Alexandre de Juniac quitte la direction d’Air France-KLM

Rédigé le 6 avril 2016 par | Actions, Indices, sociétés et marchés, Toutes les analyses Imprimer

Le départ surprise d’Alexandre de Juniac, quittant ainsi la direction d’Air France-KLM (FR0000031122) pour prendre celle de l’IATA, a fait la Une de tous les médias. L’événement a été évoqué dans un bref sujet à la grand-messe du 20H sur les chaînes publiques et privées.

Air France-KLM : des salaires de haut vol… et une rentabilité vouée à un atterrissage brutal ?

Beaucoup de questions sur les motivations d’Alexandre de Juniac se posent. Pourquoi un PDG quitterait-il prématurément un tel fleuron du SBF-120 ?

En fait, l’actionnaire peut se montrer doublement contrarié de voir s’envoler le capitaine vers les cieux plus riants de l’IATA car la chute de -7% du titre (vers 7,45€) efface tout le terrain repris depuis la mi-février, en grande partie grâce à la baisse du prix des carburants.

Le coût des carburants est une chose, le coût des pilotes en est une autre. Nous ne sommes pas là pour juger si les pilotes sont surpayés, et ceux d’autres compagnies sous-payés (c’est probablement le cas chez les 2 principales compagnies européennes low cost où un copilote débutant gagne à peine plus qu’un chauffeur de bus à la RATP). Il est cependant difficile d’occulter les chiffres suivants.

Quelques chiffres pour comprendre le départ d’Alexandre de Juniac

Un pilote d’Air France gagne en moyenne 14000€ alors que son collègue de KLM gagne 11200€. Il y a 2800€ de perdus rien qu’en survolant la Belgique !
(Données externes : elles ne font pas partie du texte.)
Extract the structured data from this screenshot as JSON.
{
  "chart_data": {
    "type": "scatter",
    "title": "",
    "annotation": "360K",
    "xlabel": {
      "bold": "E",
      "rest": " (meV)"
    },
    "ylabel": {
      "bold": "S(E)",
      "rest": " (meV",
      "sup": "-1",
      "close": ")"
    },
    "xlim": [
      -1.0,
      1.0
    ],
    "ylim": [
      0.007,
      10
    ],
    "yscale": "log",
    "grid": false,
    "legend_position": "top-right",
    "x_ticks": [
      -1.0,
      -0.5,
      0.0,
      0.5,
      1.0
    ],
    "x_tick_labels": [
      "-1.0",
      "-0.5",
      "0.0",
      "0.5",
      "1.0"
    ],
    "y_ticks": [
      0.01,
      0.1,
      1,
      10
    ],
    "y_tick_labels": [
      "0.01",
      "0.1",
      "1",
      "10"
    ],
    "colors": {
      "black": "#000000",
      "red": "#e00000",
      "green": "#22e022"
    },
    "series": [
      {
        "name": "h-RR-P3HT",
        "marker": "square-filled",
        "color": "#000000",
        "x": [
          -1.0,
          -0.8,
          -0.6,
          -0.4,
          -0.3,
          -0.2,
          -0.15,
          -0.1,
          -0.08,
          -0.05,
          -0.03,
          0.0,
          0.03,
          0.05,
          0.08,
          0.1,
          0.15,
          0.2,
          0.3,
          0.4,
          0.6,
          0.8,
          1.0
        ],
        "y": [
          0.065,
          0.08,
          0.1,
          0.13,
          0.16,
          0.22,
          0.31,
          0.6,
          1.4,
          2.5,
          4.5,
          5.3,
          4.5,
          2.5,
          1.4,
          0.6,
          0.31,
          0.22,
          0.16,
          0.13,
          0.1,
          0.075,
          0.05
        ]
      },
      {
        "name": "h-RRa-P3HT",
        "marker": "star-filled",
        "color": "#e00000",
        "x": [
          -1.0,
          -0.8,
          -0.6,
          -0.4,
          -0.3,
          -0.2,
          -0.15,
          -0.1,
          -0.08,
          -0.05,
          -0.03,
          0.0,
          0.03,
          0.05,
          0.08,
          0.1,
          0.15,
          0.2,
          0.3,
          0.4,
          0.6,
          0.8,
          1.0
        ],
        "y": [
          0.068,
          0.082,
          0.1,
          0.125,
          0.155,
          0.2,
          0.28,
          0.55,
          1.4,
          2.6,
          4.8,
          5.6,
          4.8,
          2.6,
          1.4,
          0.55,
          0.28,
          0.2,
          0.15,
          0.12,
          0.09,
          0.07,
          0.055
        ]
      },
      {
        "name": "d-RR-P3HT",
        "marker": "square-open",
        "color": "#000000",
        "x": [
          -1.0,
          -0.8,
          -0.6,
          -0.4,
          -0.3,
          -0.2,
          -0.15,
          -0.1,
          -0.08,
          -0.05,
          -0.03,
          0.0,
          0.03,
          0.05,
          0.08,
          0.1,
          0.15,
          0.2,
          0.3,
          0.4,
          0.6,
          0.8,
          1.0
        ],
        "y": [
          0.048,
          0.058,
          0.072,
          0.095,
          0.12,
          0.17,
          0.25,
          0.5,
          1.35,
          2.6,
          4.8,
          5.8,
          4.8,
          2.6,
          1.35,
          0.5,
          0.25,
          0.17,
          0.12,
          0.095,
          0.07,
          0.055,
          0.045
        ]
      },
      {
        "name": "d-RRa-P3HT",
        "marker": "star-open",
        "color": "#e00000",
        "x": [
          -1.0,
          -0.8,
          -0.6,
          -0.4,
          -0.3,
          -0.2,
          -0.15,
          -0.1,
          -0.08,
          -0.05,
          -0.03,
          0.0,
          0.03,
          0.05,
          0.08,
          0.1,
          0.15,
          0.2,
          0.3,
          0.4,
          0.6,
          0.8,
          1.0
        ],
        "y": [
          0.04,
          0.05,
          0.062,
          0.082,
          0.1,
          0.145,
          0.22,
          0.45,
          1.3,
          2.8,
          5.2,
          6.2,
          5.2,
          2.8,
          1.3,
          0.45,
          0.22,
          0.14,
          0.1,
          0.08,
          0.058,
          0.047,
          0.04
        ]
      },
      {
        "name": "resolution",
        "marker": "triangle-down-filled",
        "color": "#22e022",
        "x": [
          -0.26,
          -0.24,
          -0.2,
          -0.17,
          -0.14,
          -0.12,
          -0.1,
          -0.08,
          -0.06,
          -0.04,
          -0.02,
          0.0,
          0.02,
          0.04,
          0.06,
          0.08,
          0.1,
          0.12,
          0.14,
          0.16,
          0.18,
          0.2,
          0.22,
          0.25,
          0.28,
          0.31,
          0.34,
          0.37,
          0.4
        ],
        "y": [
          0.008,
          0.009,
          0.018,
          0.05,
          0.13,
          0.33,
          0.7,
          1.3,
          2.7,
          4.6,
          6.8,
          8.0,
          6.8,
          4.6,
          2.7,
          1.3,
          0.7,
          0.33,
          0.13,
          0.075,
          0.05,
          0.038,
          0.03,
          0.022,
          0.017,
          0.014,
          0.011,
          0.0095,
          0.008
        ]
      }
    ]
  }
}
2800€, c’est le salaire moyen dans le cockpit de grandes compagnies basées en Irlande et en Espagne, que nous ne citerons pas, car il y en a d’autres en Europe, que ne se montrent pas beaucoup plus généreuses.

Chez British Airways, le salaire tourne autour de 6500€, mais les pilotes volent 750 heures par an, contre 660 heures chez Air France et 850 heures chez Ibéria (où les salaires volent au ras des pâquerettes).

Juniac a t-il estimé que le sujet des salaires était insurmontable tandis que l’ère du carburant à bas coût touche à sa fin, ce qui refermerait la parenthèse enchantée qui avait permis à Air France de rivaliser – au moins boursièrement – avec Lufthansa ou British Arways ces derniers mois ?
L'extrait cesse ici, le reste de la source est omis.